Science shows that safeguarding the climate will require us to leave most fossil fuels in the ground. Can we restrain ourselves?
We have a couple of advantages when it comes to dealing with climate change. For one thing, the parameters of the problem are remarkably clear: We can see the Arctic melting, the ocean acidifying, the mercury steadily rising. Droughts and floods reinforce daily our understanding of our predicament.
More, researchers have made it relatively simple to understand what we can and can’t do going forward. If the planet is to hold its temperature increase to two degrees Celsius—and almost every nation agreed to that target in 2009 at the international talks in Copenhagen—then we simply have to leave most of the carbon we know about underground; it can’t be burned. In fact, a powerful article in Nature last January listed all the carbon deposits that would need to go untouched: places like the tar sands of Canada or the oil and gas reservoirs beneath the Arctic. (Scientific American is part of Nature Publishing Group.)

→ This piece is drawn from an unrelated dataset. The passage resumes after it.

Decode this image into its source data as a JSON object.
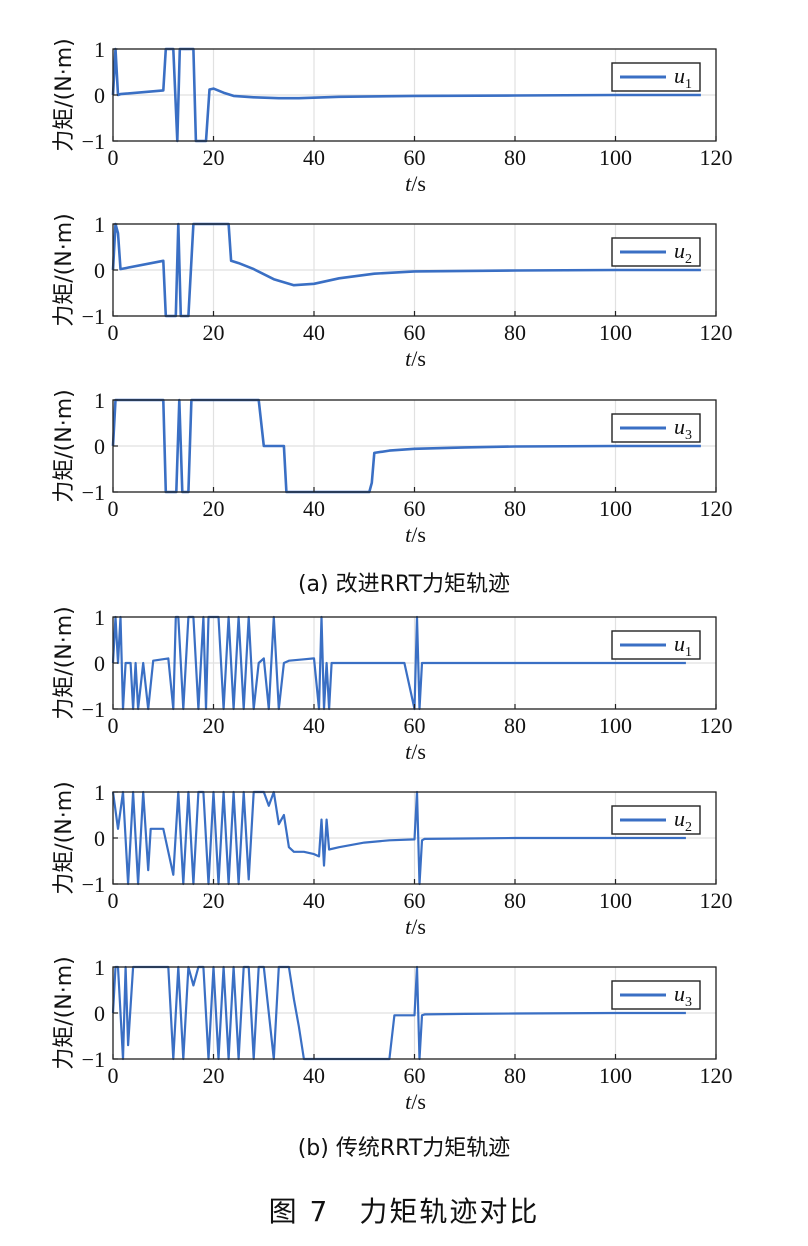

So: easy—or not. Pres. Barack Obama, for instance, traveled to Alaska in early September to draw attention to climate change. He visited native villages, checked out melting glaciers, said all the right things. But the week before he’d given final permission to Shell Oil to drill in the Arctic—exactly the sort of thing that scientists say will make global warming worse.
In so doing Obama exemplified our dilemma. He simply couldn’t bring himself to stand up to the forces that want to dig up every last lump of coal, drill every last drop of oil.
For politicians, this lack of restraint has a simple source: the power of the fossil fuel industry. It is the richest industry on the planet, and it’s historically gotten absolutely everything it wanted. That Obama rejected the Keystone XL Pipeline is a singular display of courage; it was literally the first time a world leader said, “Here’s a project we can’t build because of its effect on the climate.” But usually Big Oil is just too—Big.
Two things might change the equation.
One is the emergence of a real climate movement. It’s getting big, too: Last fall 400,000 demonstrators marched through the streets of New York City, which was the largest demonstration about anything in the U.S. in a very long time. Increasingly this global effort is persuading banks to stop financing the next round of extraction. In midsummer, for instance, the company planning to build the world’s largest coal mine in the Australian desert pulled the plug, their credit lines severed by persistent activism.
But there’s another factor, too. In the past six years the price of solar panels has fallen by 75 percent. That makes renewable energy the cheapest alternative in much of the world. If we committed ourselves, Stanford University professor of environmental engineering Mark Jacobson and his team have shown, every state in the union (and every country on the planet) could supply their needs with clean, reliable electricity by 2030 at an affordable price.